Quand Mitterrand fait ses adieux

Le Promeneur du Champ-de-Mars de Robert Guédiguian (sorti à Paris le 16 février)

Publié le 20 février 2005 Lecture : 3 minutes.

Disons-le tout net : on avait des raisons de se méfier avant de voir Le Promeneur du Champ-de-Mars, qui évoque les dix-huit derniers mois de la vie de François Mitterrand. D’abord, parce que le livre qui l’a inspiré, Le Dernier Mitterrand, du journaliste
Georges-Marc Benamou, avait été, à juste titre, fort critiqué lors de sa parution en 1997 pour sa manière quelque peu légère d’aborder le sujet. Ensuite, parce que, d’une manière générale, le cinéma français n’a jamais démontré sa capacité à traiter de façon
convaincante les scénarios à dominante politique. Enfin, et c’était peut-être l’essentiel,
parce que Robert Guédiguian ne paraissait pas le mieux qualifié pour réaliser un tel film.
L’auteur de Marius et Jeannette et de tant d’autres chroniques sympathiques sur la vie de petites gens au grand coeur à la périphérie de Marseille, ancien militant communiste désenchanté, tourne toujours avec la même bande de comédiens, à commencer par sa femme, Ariane Ascaride. C’est un spécialiste du cinéma intimiste et des mélodrames avec en arrière-plan une thématique sociale.
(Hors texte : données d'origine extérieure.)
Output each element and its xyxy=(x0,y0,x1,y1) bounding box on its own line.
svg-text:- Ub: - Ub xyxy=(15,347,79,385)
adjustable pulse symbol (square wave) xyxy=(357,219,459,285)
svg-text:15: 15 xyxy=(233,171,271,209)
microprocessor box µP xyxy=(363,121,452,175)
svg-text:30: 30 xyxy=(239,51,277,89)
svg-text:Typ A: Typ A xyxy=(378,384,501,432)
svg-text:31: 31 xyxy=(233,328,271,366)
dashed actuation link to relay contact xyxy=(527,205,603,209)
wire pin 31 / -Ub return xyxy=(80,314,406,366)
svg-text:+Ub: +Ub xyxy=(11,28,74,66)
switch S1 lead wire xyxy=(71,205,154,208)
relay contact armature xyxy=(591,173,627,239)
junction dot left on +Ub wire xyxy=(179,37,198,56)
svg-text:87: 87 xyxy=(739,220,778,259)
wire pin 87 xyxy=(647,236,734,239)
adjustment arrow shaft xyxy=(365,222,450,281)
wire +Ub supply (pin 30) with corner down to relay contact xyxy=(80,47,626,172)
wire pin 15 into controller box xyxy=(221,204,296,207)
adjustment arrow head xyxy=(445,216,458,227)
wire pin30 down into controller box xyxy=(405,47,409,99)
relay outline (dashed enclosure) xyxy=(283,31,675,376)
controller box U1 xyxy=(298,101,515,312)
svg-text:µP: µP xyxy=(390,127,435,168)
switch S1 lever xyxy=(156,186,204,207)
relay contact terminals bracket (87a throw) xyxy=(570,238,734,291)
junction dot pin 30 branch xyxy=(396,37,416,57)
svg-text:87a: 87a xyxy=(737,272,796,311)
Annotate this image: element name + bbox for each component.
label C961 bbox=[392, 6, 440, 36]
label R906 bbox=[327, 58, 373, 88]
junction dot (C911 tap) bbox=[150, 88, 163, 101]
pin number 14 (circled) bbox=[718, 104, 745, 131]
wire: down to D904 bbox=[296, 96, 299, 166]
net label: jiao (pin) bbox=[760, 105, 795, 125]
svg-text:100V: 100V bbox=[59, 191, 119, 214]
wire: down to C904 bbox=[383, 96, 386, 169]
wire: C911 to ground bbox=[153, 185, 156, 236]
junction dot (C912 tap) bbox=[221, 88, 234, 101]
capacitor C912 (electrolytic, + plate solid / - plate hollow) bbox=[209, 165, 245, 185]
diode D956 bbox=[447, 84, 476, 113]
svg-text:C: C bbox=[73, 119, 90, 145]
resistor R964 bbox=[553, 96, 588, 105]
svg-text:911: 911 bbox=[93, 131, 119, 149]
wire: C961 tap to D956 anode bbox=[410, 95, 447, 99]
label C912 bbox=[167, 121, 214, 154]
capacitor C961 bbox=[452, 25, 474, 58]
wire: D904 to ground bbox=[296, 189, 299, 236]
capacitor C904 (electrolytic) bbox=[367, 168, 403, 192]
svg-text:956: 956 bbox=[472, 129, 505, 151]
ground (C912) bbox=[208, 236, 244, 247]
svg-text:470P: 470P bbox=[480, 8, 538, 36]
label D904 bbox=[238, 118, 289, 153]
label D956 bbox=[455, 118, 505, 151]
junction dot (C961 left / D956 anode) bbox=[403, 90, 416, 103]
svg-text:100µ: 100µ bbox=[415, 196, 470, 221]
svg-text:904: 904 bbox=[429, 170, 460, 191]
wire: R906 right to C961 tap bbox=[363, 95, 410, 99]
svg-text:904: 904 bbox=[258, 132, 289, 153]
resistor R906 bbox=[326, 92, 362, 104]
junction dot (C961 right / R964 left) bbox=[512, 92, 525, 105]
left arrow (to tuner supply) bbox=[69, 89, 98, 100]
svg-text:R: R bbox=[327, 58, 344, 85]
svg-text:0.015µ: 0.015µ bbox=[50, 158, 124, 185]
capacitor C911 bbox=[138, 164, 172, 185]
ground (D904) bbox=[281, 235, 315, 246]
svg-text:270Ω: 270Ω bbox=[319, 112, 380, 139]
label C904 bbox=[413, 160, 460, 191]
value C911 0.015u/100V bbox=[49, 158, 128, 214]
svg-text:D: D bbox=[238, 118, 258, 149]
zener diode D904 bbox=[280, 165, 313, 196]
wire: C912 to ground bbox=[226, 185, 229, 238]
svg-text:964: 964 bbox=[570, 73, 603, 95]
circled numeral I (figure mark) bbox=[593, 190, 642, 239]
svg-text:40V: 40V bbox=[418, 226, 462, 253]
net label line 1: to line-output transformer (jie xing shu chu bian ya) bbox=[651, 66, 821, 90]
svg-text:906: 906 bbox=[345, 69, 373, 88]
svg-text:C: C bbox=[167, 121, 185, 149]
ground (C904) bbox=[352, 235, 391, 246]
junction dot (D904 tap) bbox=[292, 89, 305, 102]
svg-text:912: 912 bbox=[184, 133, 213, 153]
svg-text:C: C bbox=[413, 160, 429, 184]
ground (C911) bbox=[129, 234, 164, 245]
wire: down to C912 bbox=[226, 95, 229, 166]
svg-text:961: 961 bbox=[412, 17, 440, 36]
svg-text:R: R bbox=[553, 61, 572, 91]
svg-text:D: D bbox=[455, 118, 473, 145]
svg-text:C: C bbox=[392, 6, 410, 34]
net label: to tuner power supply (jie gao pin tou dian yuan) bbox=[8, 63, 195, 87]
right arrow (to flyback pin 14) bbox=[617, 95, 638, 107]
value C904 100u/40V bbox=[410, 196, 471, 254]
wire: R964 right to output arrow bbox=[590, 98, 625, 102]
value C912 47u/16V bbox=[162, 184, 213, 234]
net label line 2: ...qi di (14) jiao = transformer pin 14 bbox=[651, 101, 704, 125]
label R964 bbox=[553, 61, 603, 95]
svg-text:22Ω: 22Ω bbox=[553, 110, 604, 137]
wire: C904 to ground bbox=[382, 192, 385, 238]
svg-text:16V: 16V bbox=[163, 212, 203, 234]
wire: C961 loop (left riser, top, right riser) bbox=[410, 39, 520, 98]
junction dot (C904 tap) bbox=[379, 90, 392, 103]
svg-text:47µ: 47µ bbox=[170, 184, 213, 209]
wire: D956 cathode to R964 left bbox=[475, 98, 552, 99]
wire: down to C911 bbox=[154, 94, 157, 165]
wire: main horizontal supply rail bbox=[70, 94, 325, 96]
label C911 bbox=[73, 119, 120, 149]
Le résultat, contre toute attente, est pourtant des plus honorables. Le Mitterrand du milieu des années 1990 que nous montre Guédiguian, et ce n’est pas rien, « fait vrai ». Et la peinture de sa fin de règne et des mois qui ont précédé sa mort en janvier 1996 « passe » sans le moindre couac, ou presque. Aussi bien quand il adresse ses derniers voeux quasi mystiques à ses administrés (« Je crois aux forces de l’esprit et je ne vous quitterai pas ») ou évoque orgueilleusement l’Élysée après lui (« Je n’aurai pas de successeur…, il n’y aura plus que des présidents comptables ») que lorsqu’il défend, malgré la déception du peuple de gauche, ses convictions socialistes. Ou encore quand il avoue son cynisme (« Il faut mépriser l’événement…, avoir la passion de l’indifférence ») et son culte du passé. Même les scènes rappelant une jeunesse sulfureuse (l’engagement à droite de la droite, le séjour à Vichy pendant la Seconde Guerre mondiale) ou un abord très particulier de la mort qui rôde (une obsession de Mitterrand) ne viennent pas heurter exagérément le fil du récit.
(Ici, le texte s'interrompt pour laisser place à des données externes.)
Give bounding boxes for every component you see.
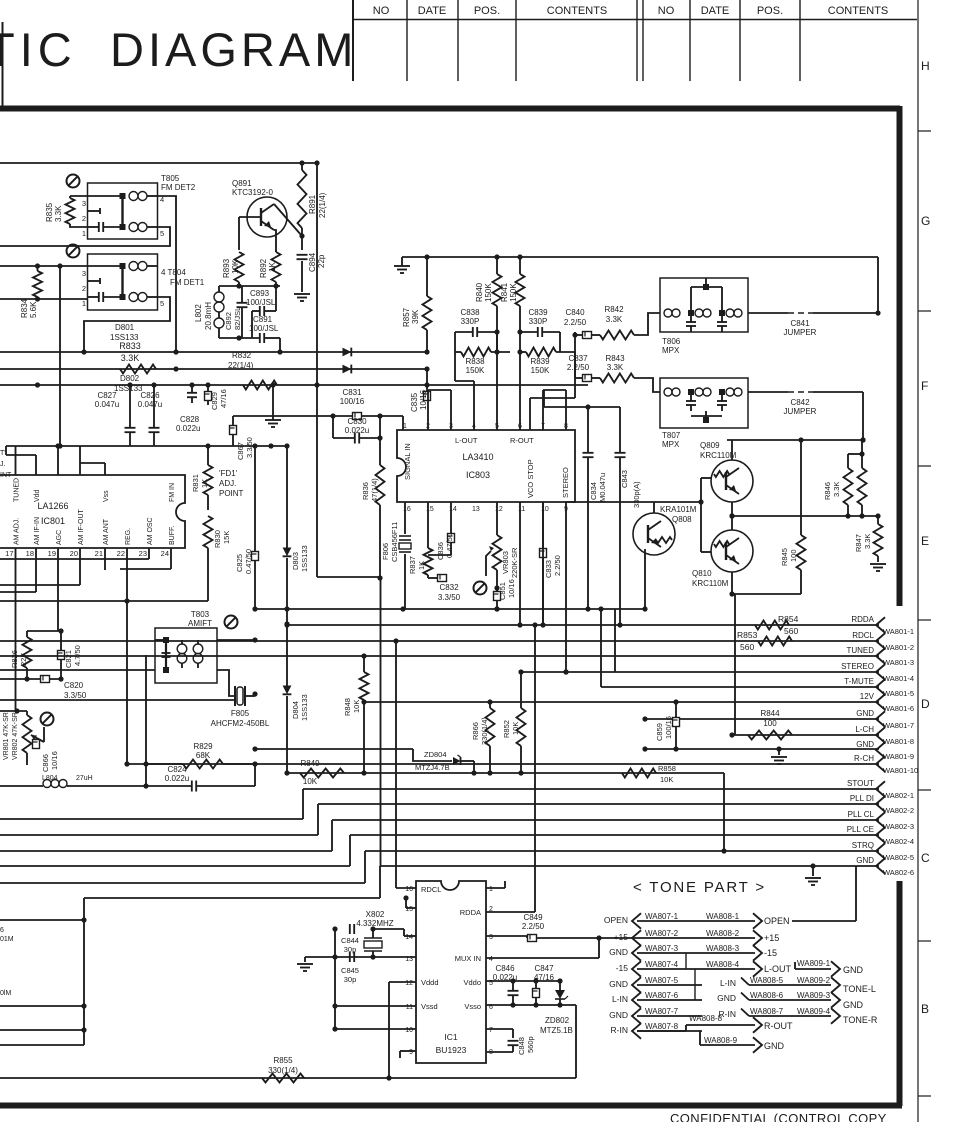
capacitor C847 — [533, 964, 555, 1005]
svg-text:C837: C837 — [568, 354, 588, 363]
svg-text:21: 21 — [95, 549, 103, 558]
transistor label cut 1 — [0, 927, 14, 943]
resistor R858 — [622, 764, 676, 784]
svg-text:3.3/50: 3.3/50 — [64, 691, 87, 700]
svg-text:G: G — [921, 214, 930, 228]
svg-text:E: E — [921, 534, 929, 548]
svg-text:100/JSL: 100/JSL — [249, 324, 279, 333]
zone reference line — [917, 0, 919, 1122]
svg-text:WA807-2: WA807-2 — [645, 929, 679, 938]
wire OPEN row riser — [792, 866, 856, 921]
capacitor C820 — [41, 676, 87, 701]
svg-text:WA801-10: WA801-10 — [883, 766, 918, 775]
connector WA802-6 GND — [856, 856, 914, 877]
svg-text:150K: 150K — [531, 366, 550, 375]
connector WA801-1 RDDA — [851, 615, 914, 636]
connector WA801-3 TUNED — [846, 646, 914, 667]
IC803 pin numbers — [403, 423, 568, 513]
connector WA808-7 R-IN — [719, 1007, 840, 1024]
svg-text:47/16: 47/16 — [534, 973, 555, 982]
wire Q810 emitter — [729, 572, 801, 735]
wire IC1 pin3 — [486, 936, 527, 938]
op-amp U IC803 LA3410 box — [397, 430, 575, 502]
svg-text:C891: C891 — [253, 315, 273, 324]
wire pin11 drop — [517, 502, 522, 628]
svg-text:R840: R840 — [475, 282, 484, 302]
capacitor C892 — [224, 286, 248, 338]
svg-text:47(1/4): 47(1/4) — [370, 478, 379, 502]
adjust mark T803 — [225, 616, 238, 629]
title block separator — [352, 0, 354, 81]
svg-text:220K-SR: 220K-SR — [510, 547, 519, 578]
svg-text:WA801-4: WA801-4 — [883, 674, 914, 683]
wire bus y702 12V — [361, 699, 879, 704]
capacitor C851 — [494, 579, 517, 611]
svg-text:C832: C832 — [439, 583, 459, 592]
svg-text:3.3K: 3.3K — [832, 482, 841, 497]
wire T804 pin3 — [0, 263, 88, 268]
resistor R843 — [600, 354, 660, 392]
transistor Q891 — [232, 179, 287, 237]
capacitor C836 — [428, 502, 455, 560]
wire IC1 pin9 — [400, 1051, 416, 1058]
svg-text:GND: GND — [717, 993, 736, 1003]
svg-text:WA809-2: WA809-2 — [797, 976, 831, 985]
svg-text:AMIFT: AMIFT — [188, 619, 212, 628]
frame thick top border — [0, 106, 900, 112]
resistor R855 — [262, 1056, 304, 1083]
revision table grid — [353, 0, 917, 81]
svg-text:10K: 10K — [660, 775, 673, 784]
transformer T805 box — [88, 174, 196, 239]
svg-text:C851: C851 — [498, 582, 507, 600]
svg-text:L-CH: L-CH — [855, 725, 874, 734]
diode D802 — [114, 365, 351, 393]
svg-text:C847: C847 — [534, 964, 554, 973]
connector WA807-4 -15 — [616, 960, 702, 977]
svg-text:R892: R892 — [259, 258, 268, 278]
svg-text:Vsso: Vsso — [464, 1002, 481, 1011]
svg-text:10/16: 10/16 — [50, 751, 59, 770]
svg-text:10/16: 10/16 — [507, 579, 516, 598]
zone ticks — [918, 131, 931, 1096]
svg-text:T806: T806 — [662, 337, 681, 346]
wire X802 left vert — [332, 926, 337, 1029]
svg-text:STRQ: STRQ — [852, 841, 874, 850]
capacitor C848 — [486, 1036, 535, 1055]
frame thick right border lower — [897, 881, 903, 1106]
capacitor C893 — [246, 286, 276, 338]
wire C842 to decoder — [860, 392, 865, 443]
resistor R847 — [854, 516, 883, 562]
transistor Q810 KRC110M — [692, 530, 753, 588]
svg-text:M0.047u: M0.047u — [598, 473, 607, 502]
connector WA807-2 +15 — [614, 929, 702, 946]
wire mpx supply rail — [402, 254, 878, 259]
svg-text:R839: R839 — [530, 357, 550, 366]
adjust mark C851 — [474, 582, 487, 595]
svg-text:22: 22 — [117, 549, 125, 558]
wire IC1 pin5 Vddo rail — [486, 978, 563, 983]
capacitor C849 — [522, 913, 637, 942]
IC803 top pin wires — [428, 332, 566, 430]
resistor R852 — [502, 672, 526, 776]
svg-text:JUMPER: JUMPER — [784, 407, 817, 416]
wire R849 row — [287, 770, 724, 775]
svg-text:R893: R893 — [222, 258, 231, 278]
svg-text:10/16: 10/16 — [419, 389, 428, 410]
svg-text:C849: C849 — [523, 913, 543, 922]
svg-text:R-CH: R-CH — [854, 754, 874, 763]
svg-text:560: 560 — [784, 626, 798, 636]
svg-text:CONTENTS: CONTENTS — [828, 5, 889, 17]
svg-text:RDCL: RDCL — [421, 885, 441, 894]
revision table headers — [373, 5, 889, 17]
svg-text:NO: NO — [658, 5, 675, 17]
filter F806 — [381, 522, 411, 609]
svg-text:GND: GND — [609, 1010, 628, 1020]
resistor R848 — [343, 656, 369, 776]
svg-text:F805: F805 — [231, 709, 250, 718]
svg-text:12: 12 — [405, 980, 413, 987]
title text SCHEMATIC DIAGRAM (clipped) — [0, 23, 357, 76]
capacitor C843 — [544, 390, 641, 628]
svg-text:+15: +15 — [614, 932, 629, 942]
capacitor C844 — [341, 924, 359, 954]
svg-text:KTC3192-0: KTC3192-0 — [232, 188, 273, 197]
svg-text:100/16: 100/16 — [340, 397, 365, 406]
op-amp U IC801 LA1266 box — [0, 475, 185, 548]
svg-text:R834: R834 — [20, 298, 29, 318]
resistor R829 — [143, 742, 257, 769]
connector WA808-5 L-IN — [720, 976, 840, 993]
svg-text:0.047u: 0.047u — [138, 400, 162, 409]
svg-text:D: D — [921, 697, 930, 711]
wire tone jog 3-4 — [685, 953, 687, 969]
inductor L802 — [194, 286, 224, 338]
svg-text:330P: 330P — [529, 317, 548, 326]
transformer T803 box — [155, 610, 217, 683]
adjust mark T805 — [67, 175, 80, 188]
svg-text:WA801-1: WA801-1 — [883, 627, 914, 636]
resistor R839 — [517, 332, 575, 430]
frame thick bottom border — [0, 1103, 902, 1109]
svg-text:2.2/50: 2.2/50 — [553, 555, 562, 576]
connector WA801-10 R-CH — [854, 754, 918, 775]
svg-text:CONFIDENTIAL (CONTROL COPY: CONFIDENTIAL (CONTROL COPY — [670, 1111, 887, 1122]
wire bottom bus A — [0, 1003, 87, 1008]
svg-text:2.2/50: 2.2/50 — [522, 922, 545, 931]
svg-text:C867: C867 — [236, 442, 245, 460]
wire decoder top rail — [727, 437, 866, 442]
resistor R866 — [471, 702, 495, 776]
wire bus y641 RDCL — [0, 638, 879, 643]
svg-text:WA808-1: WA808-1 — [706, 912, 740, 921]
svg-text:VR801 47K-SR: VR801 47K-SR — [3, 712, 10, 760]
svg-text:3.3K: 3.3K — [606, 315, 623, 324]
svg-text:CSB456F11: CSB456F11 — [390, 522, 399, 562]
svg-text:L-OUT: L-OUT — [764, 964, 792, 974]
svg-text:0.47/50: 0.47/50 — [445, 533, 454, 558]
svg-text:R831: R831 — [191, 474, 200, 492]
node T804 pin3 drop — [59, 266, 61, 446]
connector WA801-6 12V — [860, 692, 914, 713]
svg-text:OPEN: OPEN — [764, 916, 790, 926]
svg-text:TONE-R: TONE-R — [843, 1015, 878, 1025]
wire IC1 pin15 — [403, 895, 416, 908]
svg-text:R843: R843 — [605, 354, 625, 363]
svg-text:MPX: MPX — [662, 440, 680, 449]
svg-text:WA801-2: WA801-2 — [883, 643, 914, 652]
capacitor C845 — [341, 952, 359, 984]
wire Q808 emitter — [644, 549, 646, 609]
capacitor C831 — [233, 388, 403, 438]
connector WA807-6 L-IN — [612, 991, 702, 1008]
wire stair bus 4 — [0, 835, 879, 866]
connector WA801-9 GND — [856, 740, 914, 761]
svg-text:WA801-6: WA801-6 — [883, 704, 914, 713]
svg-text:17: 17 — [5, 549, 13, 558]
svg-text:AGC: AGC — [56, 530, 63, 545]
connector WA808-9 GND — [637, 1025, 785, 1053]
wire bus y687 TMUTE — [598, 606, 879, 687]
svg-text:+15: +15 — [764, 933, 779, 943]
svg-text:1: 1 — [82, 229, 86, 238]
svg-text:WA808-2: WA808-2 — [706, 929, 740, 938]
svg-text:Vssd: Vssd — [421, 1002, 438, 1011]
resistor R834 — [20, 266, 42, 318]
resistor R857 — [402, 257, 432, 352]
tone part heading — [633, 879, 766, 896]
wire tone jog 4-5 — [694, 969, 696, 1000]
svg-text:D803: D803 — [291, 552, 300, 570]
svg-text:WA802-6: WA802-6 — [883, 868, 914, 877]
svg-text:AM IF-IN: AM IF-IN — [34, 517, 41, 545]
svg-text:C845: C845 — [341, 966, 359, 975]
svg-text:15K: 15K — [222, 531, 231, 544]
connector WA808-6 GND — [717, 991, 840, 1008]
wire detector out D802 — [0, 366, 430, 371]
svg-text:3.3/50: 3.3/50 — [438, 593, 461, 602]
wire IC1 pin11 — [332, 1003, 416, 1008]
connector WA801-2 RDCL — [852, 631, 914, 652]
wire R858 drop — [721, 773, 726, 854]
connector WA802-1 STOUT — [847, 779, 914, 800]
connector WA807-3 GND — [609, 944, 702, 961]
svg-text:FM IN: FM IN — [169, 483, 176, 502]
connector WA802-5 STRQ — [852, 841, 914, 862]
transformer T805 internals — [82, 192, 164, 239]
svg-text:-15: -15 — [616, 963, 629, 973]
svg-text:ZD802: ZD802 — [545, 1016, 570, 1025]
wire bus y719 GND1 — [642, 716, 879, 721]
svg-text:1K: 1K — [200, 479, 209, 488]
svg-text:150K: 150K — [484, 283, 493, 302]
svg-text:Vddd: Vddd — [421, 978, 439, 987]
svg-text:0.047u: 0.047u — [95, 400, 119, 409]
jumper C842 — [748, 392, 863, 416]
resistor R842 — [600, 305, 660, 340]
svg-text:L802: L802 — [194, 304, 203, 322]
svg-text:R830: R830 — [213, 530, 222, 548]
svg-text:R833: R833 — [119, 341, 141, 351]
svg-text:14: 14 — [405, 934, 413, 941]
svg-text:C827: C827 — [97, 391, 117, 400]
svg-text:C820: C820 — [64, 681, 84, 690]
svg-text:10K: 10K — [511, 722, 520, 735]
connector WA808-4 L-OUT — [702, 960, 792, 977]
wire C820 row — [0, 676, 64, 681]
svg-text:VR802 47K-SR: VR802 47K-SR — [12, 712, 19, 760]
svg-text:Q891: Q891 — [232, 179, 252, 188]
svg-text:4 T804: 4 T804 — [161, 268, 186, 277]
svg-text:WA802-2: WA802-2 — [883, 806, 914, 815]
svg-text:WA801-3: WA801-3 — [883, 658, 914, 667]
resistor R893 — [222, 252, 244, 286]
svg-text:R891: R891 — [308, 194, 317, 214]
resistor R849 — [300, 759, 344, 786]
wire bus y735 LCH — [729, 732, 879, 737]
pot VR801 VR802 — [0, 708, 44, 765]
svg-text:WA809-3: WA809-3 — [797, 991, 831, 1000]
svg-text:C831: C831 — [342, 388, 362, 397]
svg-text:0.022u: 0.022u — [345, 426, 369, 435]
svg-text:0lM: 0lM — [0, 990, 11, 997]
svg-text:C835: C835 — [410, 392, 419, 412]
svg-text:20.8mH: 20.8mH — [204, 302, 213, 330]
wire T804 pin1 — [0, 296, 88, 301]
resistor R833 — [119, 341, 156, 374]
svg-text:100/16: 100/16 — [664, 716, 673, 739]
svg-text:NO: NO — [373, 5, 390, 17]
svg-text:T': T' — [0, 450, 6, 457]
IC801 top pin wires — [6, 443, 105, 475]
svg-text:X802: X802 — [366, 910, 385, 919]
svg-text:WA802-3: WA802-3 — [883, 822, 914, 831]
connector WA807-5 GND — [609, 976, 702, 993]
svg-text:150K: 150K — [466, 366, 485, 375]
svg-text:R846: R846 — [823, 482, 832, 500]
svg-text:WA808-9: WA808-9 — [704, 1036, 738, 1045]
svg-text:82/JSL: 82/JSL — [233, 307, 242, 330]
svg-text:WA808-8: WA808-8 — [689, 1014, 723, 1023]
wire T805 pin5 out — [0, 227, 170, 246]
svg-text:Q808: Q808 — [672, 515, 692, 524]
svg-text:D801: D801 — [115, 323, 135, 332]
capacitor C824 — [69, 764, 255, 792]
svg-text:330(1/4): 330(1/4) — [480, 717, 489, 745]
wire IC1 pin16 RDCL — [396, 641, 416, 888]
svg-text:C833: C833 — [544, 560, 553, 578]
svg-text:R849: R849 — [300, 759, 320, 768]
svg-text:19: 19 — [48, 549, 56, 558]
svg-text:MPX: MPX — [662, 346, 680, 355]
diode D804 — [283, 606, 309, 775]
svg-text:C828: C828 — [180, 415, 200, 424]
svg-text:R847: R847 — [854, 534, 863, 552]
svg-text:ZD804: ZD804 — [424, 750, 447, 759]
wire bus y625 RDDA — [284, 622, 879, 627]
capacitor C839 — [517, 308, 560, 337]
jumper C841 — [748, 313, 878, 337]
inductor L804 — [0, 775, 93, 788]
svg-text:01M: 01M — [0, 936, 14, 943]
svg-text:100: 100 — [763, 719, 777, 728]
capacitor C891 — [219, 315, 283, 355]
svg-text:WA801-8: WA801-8 — [883, 737, 914, 746]
transformer T804 box — [88, 254, 205, 310]
transformer T804 internals — [82, 262, 164, 309]
svg-text:30p: 30p — [344, 975, 357, 984]
svg-text:22K: 22K — [19, 653, 28, 666]
transistor Q808 KRA101M — [633, 505, 697, 555]
connector WA802-3 PLL CL — [848, 810, 914, 831]
resistor R854 — [755, 614, 799, 636]
svg-text:R832: R832 — [232, 351, 252, 360]
connector WA807-8 R-IN — [611, 1022, 702, 1039]
ground near R857 — [394, 257, 410, 273]
wire stair bus 6 — [84, 866, 879, 898]
ground near R844 — [771, 749, 787, 764]
wire R855 row — [0, 1075, 576, 1080]
svg-text:PLL CL: PLL CL — [848, 810, 875, 819]
ground R847 — [870, 564, 886, 571]
svg-text:C826: C826 — [140, 391, 160, 400]
svg-text:T-MUTE: T-MUTE — [844, 677, 874, 686]
wire Q891 base — [239, 217, 261, 250]
svg-text:WA801-5: WA801-5 — [883, 689, 914, 698]
wire bottom bus B — [0, 1027, 87, 1032]
svg-text:WA808-3: WA808-3 — [706, 944, 740, 953]
svg-text:FM DET2: FM DET2 — [161, 183, 196, 192]
svg-text:560p: 560p — [526, 1036, 535, 1053]
svg-text:3: 3 — [489, 934, 493, 941]
svg-text:0.022u: 0.022u — [165, 774, 189, 783]
transformer T803 internals — [155, 637, 203, 673]
svg-text:WA807-8: WA807-8 — [645, 1022, 679, 1031]
svg-text:R857: R857 — [402, 307, 411, 327]
wire FM quad node — [219, 283, 280, 288]
wire bus y764 RCH — [127, 763, 879, 765]
svg-text:AM ANT: AM ANT — [103, 518, 110, 545]
svg-text:9: 9 — [409, 1049, 413, 1056]
svg-text:WA807-4: WA807-4 — [645, 960, 679, 969]
transformer T807 — [660, 378, 748, 449]
svg-text:3.3/50: 3.3/50 — [245, 437, 254, 458]
wire T805 pin4 out — [158, 196, 177, 265]
svg-text:WA808-5: WA808-5 — [750, 976, 784, 985]
svg-text:4.332MHZ: 4.332MHZ — [356, 919, 393, 928]
wire mpx rail drop — [875, 257, 880, 316]
svg-text:KRA101M: KRA101M — [660, 505, 697, 514]
svg-text:R866: R866 — [471, 722, 480, 740]
transistor Q809 KRC110M — [700, 441, 753, 502]
svg-text:1SS133: 1SS133 — [300, 545, 309, 572]
wire IC1 pin12 — [389, 982, 416, 1078]
wire bus y672 STEREO — [518, 609, 879, 675]
wire VR803 tap — [486, 546, 494, 576]
capacitor C840 — [564, 308, 600, 339]
wire IC1 pin7 — [486, 1029, 513, 1038]
svg-text:TUNED: TUNED — [846, 646, 874, 655]
svg-text:C866: C866 — [41, 754, 50, 772]
capacitor C866 — [33, 740, 60, 773]
svg-text:T805: T805 — [161, 174, 180, 183]
adjust mark T804 — [67, 245, 80, 258]
svg-text:F806: F806 — [381, 543, 390, 560]
svg-text:R829: R829 — [193, 742, 213, 751]
resistor R838 — [455, 332, 510, 381]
Cette réussite tient d’abord à un parti-pris radical du réalisateur, décidé, malgré ce « grand » sujet, à proposer un film très minimaliste. Une oeuvre sans effets : une lumière perpétuellement grise, une majorité de plans fixes. Un portrait fondé presque uniquement sur des conversations de Mitterrand avec son jeune confident, donc sur ce verbe que maniait si bien l’ancien président. Une approche du « héros », enfin, essentiellement tournée vers le personnage privé, par là même peu susceptible de déclencher des polémiques de café du commerce. Mais c’est avant tout à l’interprétation remarquable de Michel Bouquet, qui arrive sans jamais tenter de l’imiter à incarner magistralement Mitterrand, que Le Promeneur du Champ-de-Mars doit sa séduction.
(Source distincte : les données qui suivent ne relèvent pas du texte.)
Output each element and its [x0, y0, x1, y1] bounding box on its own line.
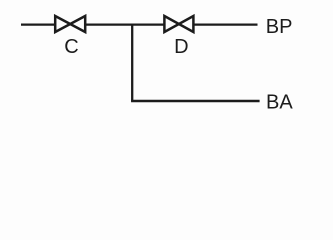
svg-text:D: D [174, 36, 188, 58]
svg-text:BP: BP [266, 16, 293, 38]
wire bottom segment to BA [131, 100, 260, 102]
valve C (bowtie symbol) [55, 16, 85, 32]
wire left segment to valve C [21, 23, 55, 25]
svg-text:C: C [64, 36, 78, 58]
svg-text:BA: BA [266, 91, 293, 113]
wire middle segment between valve C and valve D [86, 23, 164, 25]
valve D (bowtie symbol) [164, 16, 193, 32]
wire vertical branch from junction [131, 24, 133, 102]
wire right segment from valve D to BP [193, 23, 257, 25]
Les qualités du long-métrage, cependant, n’en font pas une oeuvre indiscutable, loin de là. Car les choix dont elles résultent marquent aussi les limites de l’entreprise. La principale tient à la faiblesse paradoxale de la dimension politique dans ce film avant tout psychologique. L’atmosphère de l’époque est bien rendue, les réflexions d’un président d’envergure sur l’histoire, le pouvoir ou la nation qui jalonnent le récit sont intéressantes. Mais l’occasion, avec un tel scénario, de parler de la vie politique dans la France contemporaine n’a pas été saisie. C’est pour le moins frustrant.